JOHANNESBURG — Former President Nelson Mandela was released from the hospital Sunday after an overnight stay for minor diagnostic surgery to determine the cause of an abdominal complaint, a spokesman for the country’s current leader said.
Spokesman Mac Maharaj said the 93-year-old Nobel peace laureate had undergone a laparoscopy, a procedure that involves surgeons making an incision in the belly to insert a thin, lighted tube to look at abdominal organs.
“The doctors have decided to send him home as the diagnostic procedure he underwent did not indicate anything seriously wrong with him,” President Jacob Zuma’s office added in a statement.
Officials had not disclosed where he was being treated to protect his privacy.
Earlier in the day, Zuma had released a statement saying that Mandela was “surrounded by his family and is relaxed and comfortable.”
“The doctors are happy with the progress he is making. We thank all South Africans for their love and support of Madiba. We also thank all for affording Madiba and his family privacy and dignity,” said Zuma, referring to Mandela by his clan name.

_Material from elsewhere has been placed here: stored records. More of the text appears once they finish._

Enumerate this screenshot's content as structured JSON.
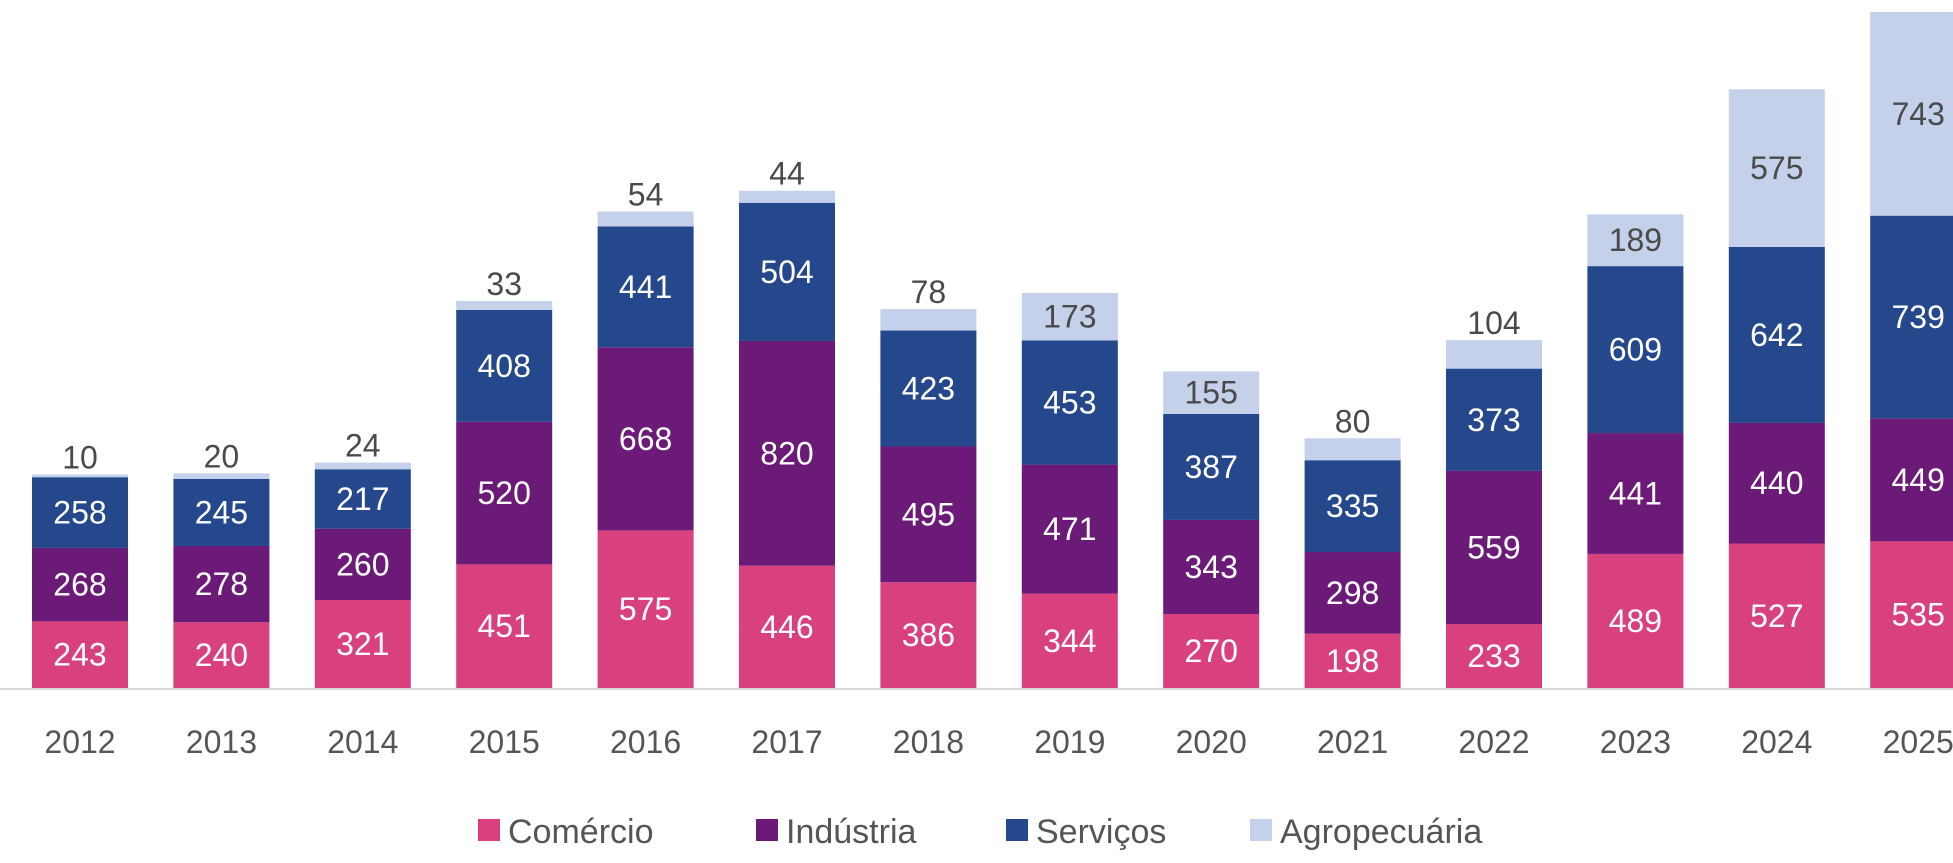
{
  "chart_data": {
    "type": "bar",
    "stacked": true,
    "title": "",
    "xlabel": "",
    "ylabel": "",
    "categories": [
      "2012",
      "2013",
      "2014",
      "2015",
      "2016",
      "2017",
      "2018",
      "2019",
      "2020",
      "2021",
      "2022",
      "2023",
      "2024",
      "2025"
    ],
    "series": [
      {
        "name": "Comércio",
        "color": "#d9407e",
        "values": [
          243,
          240,
          321,
          451,
          575,
          446,
          386,
          344,
          270,
          198,
          233,
          489,
          527,
          535
        ]
      },
      {
        "name": "Indústria",
        "color": "#6b1a78",
        "values": [
          268,
          278,
          260,
          520,
          668,
          820,
          495,
          471,
          343,
          298,
          559,
          441,
          440,
          449
        ]
      },
      {
        "name": "Serviços",
        "color": "#25478c",
        "values": [
          258,
          245,
          217,
          408,
          441,
          504,
          423,
          453,
          387,
          335,
          373,
          609,
          642,
          739
        ]
      },
      {
        "name": "Agropecuária",
        "color": "#c5d0eb",
        "values": [
          10,
          20,
          24,
          33,
          54,
          44,
          78,
          173,
          155,
          80,
          104,
          189,
          575,
          743
        ]
      }
    ],
    "ylim": [
      0,
      2466
    ],
    "grid": false,
    "legend": "bottom"
  }
}
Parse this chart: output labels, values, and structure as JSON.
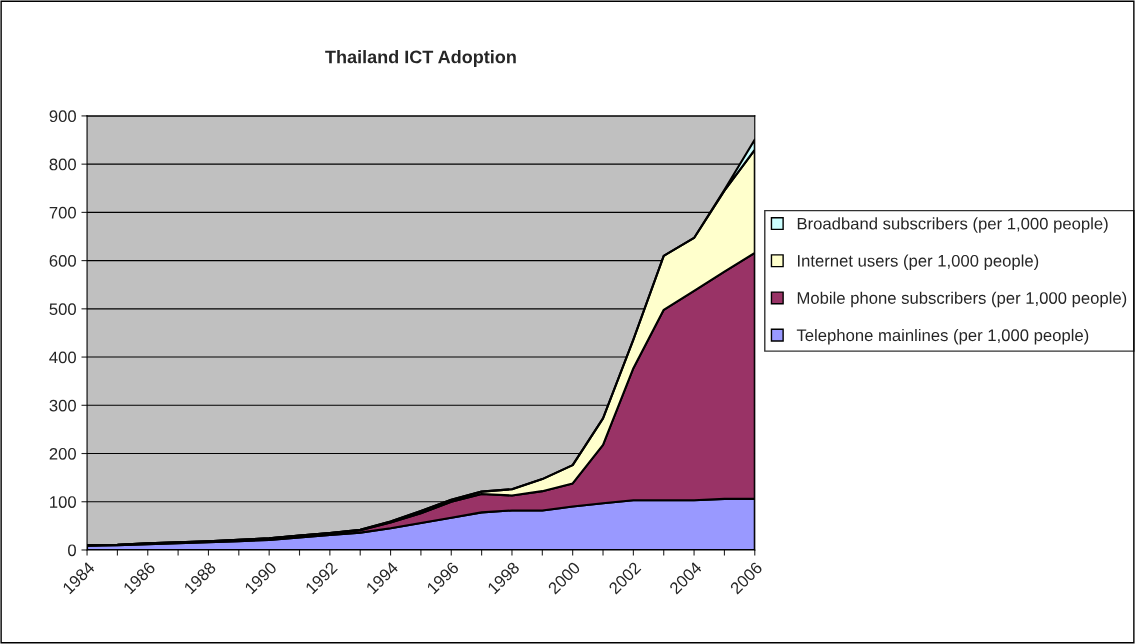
{
  "chart_data": {
    "type": "area",
    "stacked": true,
    "title": "Thailand ICT Adoption",
    "categories": [
      "1984",
      null,
      "1986",
      null,
      "1988",
      null,
      "1990",
      null,
      "1992",
      null,
      "1994",
      null,
      "1996",
      null,
      "1998",
      null,
      "2000",
      null,
      "2002",
      null,
      "2004",
      null,
      "2006"
    ],
    "series": [
      {
        "name": "Telephone mainlines (per 1,000 people)",
        "color": "#9999ff",
        "values": [
          9,
          10,
          12,
          14,
          16,
          18,
          21,
          26,
          31,
          36,
          45,
          56,
          67,
          78,
          82,
          82,
          90,
          97,
          103,
          103,
          103,
          106,
          106
        ]
      },
      {
        "name": "Mobile phone subscribers (per 1,000 people)",
        "color": "#993366",
        "values": [
          1,
          1,
          2,
          2,
          2,
          3,
          3,
          4,
          4,
          5,
          12,
          20,
          33,
          38,
          31,
          40,
          48,
          121,
          274,
          395,
          434,
          471,
          510
        ]
      },
      {
        "name": "Internet users (per 1,000 people)",
        "color": "#ffffcc",
        "values": [
          0,
          0,
          0,
          0,
          0,
          0,
          0,
          0,
          0,
          1,
          2,
          5,
          4,
          5,
          13,
          25,
          38,
          55,
          59,
          112,
          110,
          168,
          214
        ]
      },
      {
        "name": "Broadband subscribers (per 1,000 people)",
        "color": "#ccffff",
        "values": [
          0,
          0,
          0,
          0,
          0,
          0,
          0,
          0,
          0,
          0,
          0,
          0,
          0,
          0,
          0,
          0,
          0,
          0,
          0,
          0,
          0,
          2,
          21
        ]
      }
    ],
    "ylim": [
      0,
      900
    ],
    "yticks": [
      0,
      100,
      200,
      300,
      400,
      500,
      600,
      700,
      800,
      900
    ],
    "grid": "y",
    "legend": "right"
  }
}
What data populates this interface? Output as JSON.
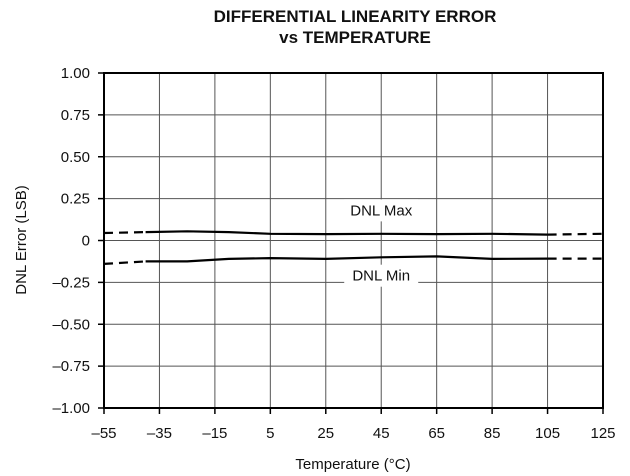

Mandela, who spent 27 years in prison for fighting racist white rule, became South Africa’s first black president in 1994 and served one five-year term. He now is officially retired, and last appeared in public in July 2010.
On Sunday, well-wishers prayed for Mandela at Regina Mundi church in Soweto, a former center of anti-apartheid protests and funerals.
In 1997, Mandela spoke at the church, calling it a “battlefield between forces of democracy and those who did not hesitate to violate a place of religion with tear gas, dogs and guns.”